If $P_{i}=\frac{\alpha_{i}\otimes\beta_{i}}{(\alpha_{i},\;\beta_{i})}=\frac{\alpha_{i}\beta_{i}^{T}}{\alpha_{i}^{T}\beta_{i}}$, where $P_{i}$ are rank-1 projection matrices and $(\alpha_{i},\;\beta_{i})\neq0$, then how we can find $\text{Tr}(P_{1}P_{2})$?

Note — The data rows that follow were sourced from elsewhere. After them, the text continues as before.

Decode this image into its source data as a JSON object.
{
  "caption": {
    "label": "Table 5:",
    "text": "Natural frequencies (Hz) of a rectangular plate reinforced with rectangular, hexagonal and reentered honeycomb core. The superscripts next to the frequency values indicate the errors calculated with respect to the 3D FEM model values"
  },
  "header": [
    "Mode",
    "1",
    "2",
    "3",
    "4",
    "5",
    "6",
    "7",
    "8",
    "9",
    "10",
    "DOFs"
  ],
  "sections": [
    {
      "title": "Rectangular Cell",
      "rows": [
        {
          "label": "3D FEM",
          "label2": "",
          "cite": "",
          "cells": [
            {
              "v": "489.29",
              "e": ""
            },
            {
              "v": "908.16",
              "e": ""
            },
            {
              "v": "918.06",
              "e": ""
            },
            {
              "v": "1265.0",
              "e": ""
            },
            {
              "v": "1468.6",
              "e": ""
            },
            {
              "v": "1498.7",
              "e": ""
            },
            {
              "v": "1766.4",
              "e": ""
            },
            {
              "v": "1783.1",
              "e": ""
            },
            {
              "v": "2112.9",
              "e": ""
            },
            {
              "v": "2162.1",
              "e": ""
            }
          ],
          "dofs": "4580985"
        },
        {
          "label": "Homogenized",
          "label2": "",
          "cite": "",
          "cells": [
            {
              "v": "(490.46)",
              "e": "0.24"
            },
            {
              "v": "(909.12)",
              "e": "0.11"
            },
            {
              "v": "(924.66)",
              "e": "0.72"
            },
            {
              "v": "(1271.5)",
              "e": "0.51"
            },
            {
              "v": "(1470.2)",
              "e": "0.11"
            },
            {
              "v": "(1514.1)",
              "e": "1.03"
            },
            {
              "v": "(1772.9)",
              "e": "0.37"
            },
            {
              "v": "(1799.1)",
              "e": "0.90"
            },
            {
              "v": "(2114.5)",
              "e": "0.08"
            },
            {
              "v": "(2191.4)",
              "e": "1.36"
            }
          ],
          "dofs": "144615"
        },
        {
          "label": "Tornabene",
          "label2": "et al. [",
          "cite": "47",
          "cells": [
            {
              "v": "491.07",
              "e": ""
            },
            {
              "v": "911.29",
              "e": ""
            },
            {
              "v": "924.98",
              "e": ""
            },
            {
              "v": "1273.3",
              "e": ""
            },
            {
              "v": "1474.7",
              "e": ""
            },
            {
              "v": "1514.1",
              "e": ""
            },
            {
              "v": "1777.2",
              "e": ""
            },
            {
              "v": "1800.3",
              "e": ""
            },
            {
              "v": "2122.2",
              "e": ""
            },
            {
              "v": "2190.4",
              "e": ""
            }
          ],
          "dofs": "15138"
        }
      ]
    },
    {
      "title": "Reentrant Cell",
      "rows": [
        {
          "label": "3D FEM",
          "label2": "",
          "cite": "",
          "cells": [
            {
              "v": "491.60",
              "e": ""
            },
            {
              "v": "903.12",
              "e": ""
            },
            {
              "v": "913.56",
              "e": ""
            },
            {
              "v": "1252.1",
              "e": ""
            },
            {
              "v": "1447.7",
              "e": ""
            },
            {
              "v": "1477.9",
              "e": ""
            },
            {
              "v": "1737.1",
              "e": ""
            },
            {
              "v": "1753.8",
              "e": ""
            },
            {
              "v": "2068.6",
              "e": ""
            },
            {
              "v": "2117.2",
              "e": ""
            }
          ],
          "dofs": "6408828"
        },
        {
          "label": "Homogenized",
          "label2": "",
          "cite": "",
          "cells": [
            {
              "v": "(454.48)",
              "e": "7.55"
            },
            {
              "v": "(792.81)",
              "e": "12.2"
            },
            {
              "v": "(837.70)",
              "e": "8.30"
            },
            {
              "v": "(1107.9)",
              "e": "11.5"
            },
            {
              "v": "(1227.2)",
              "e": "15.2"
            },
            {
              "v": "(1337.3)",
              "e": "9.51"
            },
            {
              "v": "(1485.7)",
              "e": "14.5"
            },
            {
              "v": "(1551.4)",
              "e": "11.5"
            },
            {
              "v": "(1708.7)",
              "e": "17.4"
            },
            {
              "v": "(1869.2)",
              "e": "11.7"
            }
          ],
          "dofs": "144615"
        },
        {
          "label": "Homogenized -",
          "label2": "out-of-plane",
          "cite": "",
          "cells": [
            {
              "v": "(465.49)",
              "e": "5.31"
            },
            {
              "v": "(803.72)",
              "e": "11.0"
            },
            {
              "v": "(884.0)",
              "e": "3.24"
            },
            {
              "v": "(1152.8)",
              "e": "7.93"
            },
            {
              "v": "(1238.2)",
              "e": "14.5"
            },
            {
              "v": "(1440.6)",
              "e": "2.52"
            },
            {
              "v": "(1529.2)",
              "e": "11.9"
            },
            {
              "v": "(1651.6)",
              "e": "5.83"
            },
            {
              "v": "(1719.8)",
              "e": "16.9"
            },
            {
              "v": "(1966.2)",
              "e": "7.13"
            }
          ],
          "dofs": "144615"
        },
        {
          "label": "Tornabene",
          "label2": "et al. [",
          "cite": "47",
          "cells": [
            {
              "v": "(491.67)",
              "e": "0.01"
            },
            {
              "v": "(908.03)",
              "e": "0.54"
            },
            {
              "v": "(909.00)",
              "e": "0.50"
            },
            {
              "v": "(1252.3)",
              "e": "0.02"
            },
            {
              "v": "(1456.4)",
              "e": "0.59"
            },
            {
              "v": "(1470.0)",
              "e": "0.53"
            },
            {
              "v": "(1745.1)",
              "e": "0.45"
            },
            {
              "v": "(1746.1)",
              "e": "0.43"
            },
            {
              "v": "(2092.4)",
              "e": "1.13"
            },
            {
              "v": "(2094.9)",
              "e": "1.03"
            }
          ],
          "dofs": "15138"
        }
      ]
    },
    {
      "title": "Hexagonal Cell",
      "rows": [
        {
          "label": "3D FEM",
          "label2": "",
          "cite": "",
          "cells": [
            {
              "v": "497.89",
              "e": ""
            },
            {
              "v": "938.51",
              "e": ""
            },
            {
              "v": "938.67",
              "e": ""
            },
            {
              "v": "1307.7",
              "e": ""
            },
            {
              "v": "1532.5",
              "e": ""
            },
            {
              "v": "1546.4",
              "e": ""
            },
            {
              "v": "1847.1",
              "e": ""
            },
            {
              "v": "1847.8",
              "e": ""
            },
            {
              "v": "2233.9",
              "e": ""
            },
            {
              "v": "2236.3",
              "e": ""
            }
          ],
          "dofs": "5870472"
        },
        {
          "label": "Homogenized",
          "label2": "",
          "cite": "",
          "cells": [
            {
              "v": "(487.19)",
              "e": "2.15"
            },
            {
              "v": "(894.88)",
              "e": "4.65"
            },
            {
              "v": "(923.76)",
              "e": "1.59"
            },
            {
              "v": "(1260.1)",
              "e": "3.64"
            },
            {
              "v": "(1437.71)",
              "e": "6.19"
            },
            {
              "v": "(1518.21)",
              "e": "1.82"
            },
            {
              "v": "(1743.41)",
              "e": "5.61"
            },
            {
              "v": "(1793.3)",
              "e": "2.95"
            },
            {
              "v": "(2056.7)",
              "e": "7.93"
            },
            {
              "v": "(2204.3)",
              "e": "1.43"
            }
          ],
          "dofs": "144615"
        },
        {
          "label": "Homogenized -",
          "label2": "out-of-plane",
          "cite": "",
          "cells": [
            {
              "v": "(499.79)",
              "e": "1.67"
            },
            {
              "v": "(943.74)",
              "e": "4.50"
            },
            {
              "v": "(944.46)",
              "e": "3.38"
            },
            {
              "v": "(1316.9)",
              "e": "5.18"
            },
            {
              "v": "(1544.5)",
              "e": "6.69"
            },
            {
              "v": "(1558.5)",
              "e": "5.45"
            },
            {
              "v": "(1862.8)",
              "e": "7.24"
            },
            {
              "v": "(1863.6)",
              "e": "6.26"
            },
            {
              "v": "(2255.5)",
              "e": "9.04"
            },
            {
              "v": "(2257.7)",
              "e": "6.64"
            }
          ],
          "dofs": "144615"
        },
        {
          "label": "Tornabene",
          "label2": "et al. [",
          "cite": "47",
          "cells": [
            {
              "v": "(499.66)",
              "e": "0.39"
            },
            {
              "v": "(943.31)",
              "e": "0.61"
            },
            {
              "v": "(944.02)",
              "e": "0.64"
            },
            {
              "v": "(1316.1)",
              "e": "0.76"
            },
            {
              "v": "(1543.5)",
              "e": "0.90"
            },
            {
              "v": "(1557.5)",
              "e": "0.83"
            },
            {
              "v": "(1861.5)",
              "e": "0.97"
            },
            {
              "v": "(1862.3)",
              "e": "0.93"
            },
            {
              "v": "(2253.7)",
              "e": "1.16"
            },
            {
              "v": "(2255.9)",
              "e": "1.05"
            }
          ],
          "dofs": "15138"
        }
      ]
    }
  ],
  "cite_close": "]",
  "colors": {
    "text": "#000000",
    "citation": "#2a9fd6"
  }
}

As I understand $$ \text{Tr}(P_{1}P_{2})=\text{Tr}\left(\frac{\alpha_{1}\beta_{1}^{T}}{\alpha_{1}^{T}\beta_{1}}.\frac{\alpha_{2}\beta_{2}^{T}}{\alpha_{2}^{T}\beta_{2}}\right), $$ but the answer should be $$ \text{Tr}(P_{1}P_{2})=\frac{(\alpha_{1},\;\beta_{2})(\alpha_{2},\;\beta_{1})}{(\alpha_{1},\;\beta_{1})(\alpha_{2},\;\beta_{2})}. $$
Using the cyclic property of the trace, that is $\text{Tr}(AB) = \text{Tr}(BA)$ (choose $A = \alpha_{1}\beta_{1}^{T}\alpha_{2}$ and $B = \beta_2^T$. (The denominator is just a scalar $k =\alpha_{1}^{T}\beta_{1}\alpha_{2}^{T}\beta_{2} $ so it doesn't affect the trace $$\text{Tr}(P_{1}P_{2})=\text{Tr}\left(\frac{\beta_{2}^{T}\alpha_{1}}{\alpha_{1}^{T}\beta_{1}}.\frac{\beta_{1}^{T}\alpha_{2}}{\alpha_{2}^{T}\beta_{2}}\right)$$ Notice each term in the numerator and denominator is a scalar, so the whole quantity inside the trace is a scalar and we know that $\text{Tr}(x) = x$ for a scalar $x$, hence we can omit the trace, $$\text{Tr}(P_{1}P_{2})=\frac{\beta_{2}^{T}\alpha_{1}}{\alpha_{1}^{T}\beta_{1}}.\frac{\beta_{1}^{T}\alpha_{2}}{\alpha_{2}^{T}\beta_{2}}$$ and that's about it.